Procedural generation means the image is produced by executing a defined set of rules and algorithms rather than being drawn manually or chosen from a template. In EIDEIA, the "procedure" is the combination of the analytical pipeline and the rendering engine; the same procedure applied to different texts produces different images, and the same procedure applied to the same text always produces the same image.
How does EIDEIA differ from word clouds or sentiment analysis charts?
Word clouds map word frequency to size; they tell you what words appear, not how the text moves. Sentiment charts collapse a complex emotional range into a single positive/negative axis. EIDEIA operates in a different register: it builds a 14-dimensional parameter vector from structural and semantic analysis, then encodes each dimension into a specific visual property: composition, stroke weight, color, turbulence, continuity, geometry.

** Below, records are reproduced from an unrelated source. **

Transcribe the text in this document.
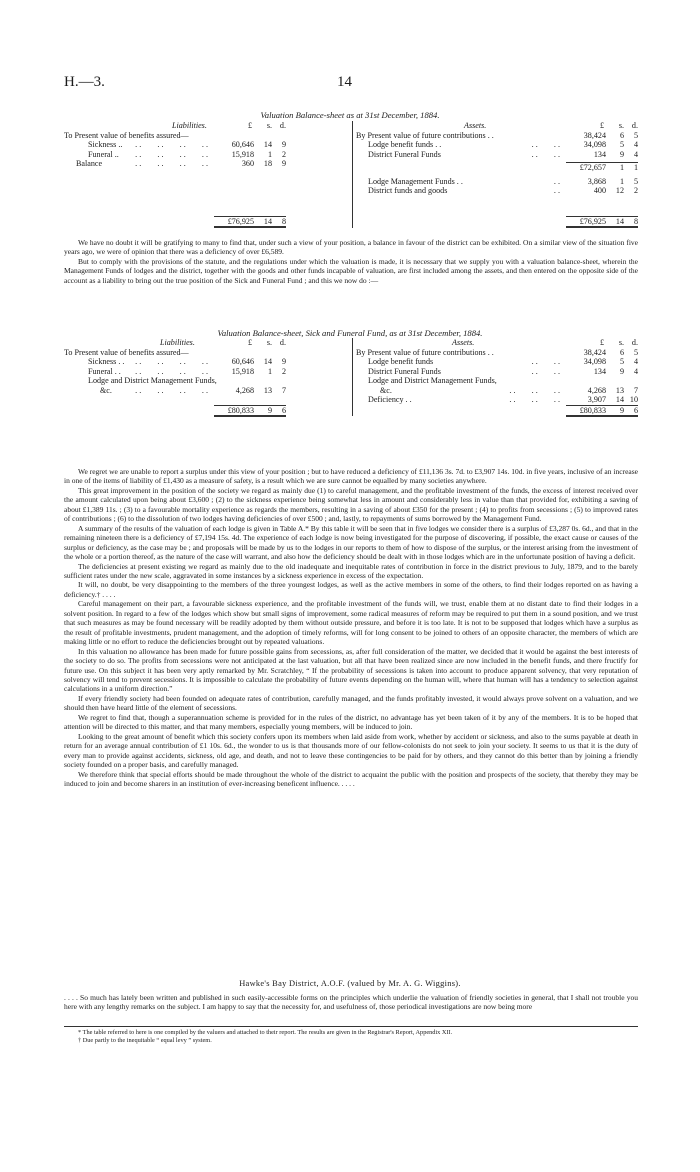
H.—3.	14
Valuation Balance-sheet as at 31st December, 1884.
Liabilities.	£	s. d.
To Present value of benefits assured—
Sickness .. . .        . .        . .        . .	60,646	14	9
Funeral .. . .        . .        . .        . .	15,918	1	2
Balance	. .        . .        . .        . .	360	18	9
£76,925	14	8
Assets.	£	s. d.
By Present value of future contributions . .	38,424	6	5
Lodge benefit funds . .	. .        . .	34,098	5	4
District Funeral Funds	. .        . .	134	9	4
£72,657	1	1
Lodge Management Funds . .	. .	3,868	1	5
District funds and goods	. .	400	12	2
£76,925	14	8

We have no doubt it will be gratifying to many to find that, under such a view of your position, a balance in favour of the district can be exhibited. On a similar view of the situation five years ago, we were of opinion that there was a deficiency of over £6,589.

But to comply with the provisions of the statute, and the regulations under which the valuation is made, it is necessary that we supply you with a valuation balance-sheet, wherein the Management Funds of lodges and the district, together with the goods and other funds incapable of valuation, are first included among the assets, and then entered on the opposite side of the account as a liability to bring out the true position of the Sick and Funeral Fund ; and this we now do :—

Valuation Balance-sheet, Sick and Funeral Fund, as at 31st December, 1884.
Liabilities.	£	s. d.
To Present value of benefits assured—
Sickness . . . .        . .        . .        . .	60,646	14	9
Funeral . . . .        . .        . .        . .	15,918	1	2
Lodge and District Management Funds,
&c.	. .        . .        . .        . .	4,268	13	7
£80,833	9	6
Assets.	£	s. d.
By Present value of future contributions . .	38,424	6	5
Lodge benefit funds	. .        . .	34,098	5	4
District Funeral Funds	. .        . .	134	9	4
Lodge and District Management Funds,
&c.	. .        . .        . .	4,268	13	7
Deficiency . .	. .        . .        . .	3,907	14 10
£80,833	9	6

We regret we are unable to report a surplus under this view of your position ; but to have reduced a deficiency of £11,136 3s. 7d. to £3,907 14s. 10d. in five years, inclusive of an increase in one of the items of liability of £1,430 as a measure of safety, is a result which we are sure cannot be equalled by many societies anywhere.

This great improvement in the position of the society we regard as mainly due (1) to careful management, and the profitable investment of the funds, the excess of interest received over the amount calculated upon being about £3,600 ; (2) to the sickness experience being somewhat less in amount and considerably less in value than that provided for, exhibiting a saving of about £1,389 11s. ; (3) to a favourable mortality experience as regards the members, resulting in a saving of about £350 for the present ; (4) to profits from secessions ; (5) to improved rates of contributions ; (6) to the dissolution of two lodges having deficiencies of over £500 ; and, lastly, to repayments of sums borrowed by the Management Fund.

A summary of the results of the valuation of each lodge is given in Table A.* By this table it will be seen that in five lodges we consider there is a surplus of £3,287 0s. 6d., and that in the remaining nineteen there is a deficiency of £7,194 15s. 4d. The experience of each lodge is now being investigated for the purpose of discovering, if possible, the exact cause or causes of the surplus or deficiency, as the case may be ; and proposals will be made by us to the lodges in our reports to them of how to dispose of the surplus, or the interest arising from the investment of the whole or a portion thereof, as the nature of the case will warrant, and also how the deficiency should be dealt with in those lodges which are in the unfortunate position of having a deficit.

The deficiencies at present existing we regard as mainly due to the old inadequate and inequitable rates of contribution in force in the district previous to July, 1879, and to the barely sufficient rates under the new scale, aggravated in some instances by a sickness experience in excess of the expectation.

It will, no doubt, be very disappointing to the members of the three youngest lodges, as well as the active members in some of the others, to find their lodges reported on as having a deficiency.† . . . .

Careful management on their part, a favourable sickness experience, and the profitable investment of the funds will, we trust, enable them at no distant date to find their lodges in a solvent position. In regard to a few of the lodges which show but small signs of improvement, some radical measures of reform may be required to put them in a sound position, and we trust that such measures as may be found necessary will be readily adopted by them without outside pressure, and before it is too late. It is not to be supposed that lodges which have a surplus as the result of profitable investments, prudent management, and the adoption of timely reforms, will for long consent to be joined to others of an opposite character, the members of which are making little or no effort to reduce the deficiencies brought out by repeated valuations.

In this valuation no allowance has been made for future possible gains from secessions, as, after full consideration of the matter, we decided that it would be against the best interests of the society to do so. The profits from secessions were not anticipated at the last valuation, but all that have been realized since are now included in the benefit funds, and there fructify for future use. On this subject it has been very aptly remarked by Mr. Scratchley, “ If the probability of secessions is taken into account to produce apparent solvency, that very reputation of solvency will tend to prevent secessions. It is impossible to calculate the probability of future events depending on the human will, where that human will has a tendency to selection against calculations in a uniform direction.”

If every friendly society had been founded on adequate rates of contribution, carefully managed, and the funds profitably invested, it would always prove solvent on a valuation, and we should then have heard little of the element of secessions.

We regret to find that, though a superannuation scheme is provided for in the rules of the district, no advantage has yet been taken of it by any of the members. It is to be hoped that attention will be directed to this matter, and that many members, especially young members, will be induced to join.

Looking to the great amount of benefit which this society confers upon its members when laid aside from work, whether by accident or sickness, and also to the sums payable at death in return for an average annual contribution of £1 10s. 6d., the wonder to us is that thousands more of our fellow-colonists do not seek to join your society. It seems to us that it is the duty of every man to provide against accidents, sickness, old age, and death, and not to leave these contingencies to be paid for by others, and they cannot do this better than by joining a friendly society founded on a proper basis, and carefully managed.

We therefore think that special efforts should be made throughout the whole of the district to acquaint the public with the position and prospects of the society, that thereby they may be induced to join and become sharers in an institution of ever-increasing beneficent influence. . . . .

Hawke's Bay District, A.O.F. (valued by Mr. A. G. Wiggins).

. . . . So much has lately been written and published in such easily-accessible forms on the principles which underlie the valuation of friendly societies in general, that I shall not trouble you here with any lengthy remarks on the subject. I am happy to say that the necessity for, and usefulness of, those periodical investigations are now being more

* The table referred to here is one compiled by the valuers and attached to their report. The results are given in the Registrar's Report, Appendix XII.

† Due partly to the inequitable “ equal levy ” system.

The result is not a chart of the text; it is a portrait of it.
Is there a connection to digital humanities research?
Yes. EIDEIA draws on methods from computational stylistics (stylometrics), natural language processing, and data visualization, all active areas within digital humanities. The specific combination of flow-field rendering with linguistic analysis is, to my knowledge, novel. It sits at the intersection of information aesthetics and literary computing.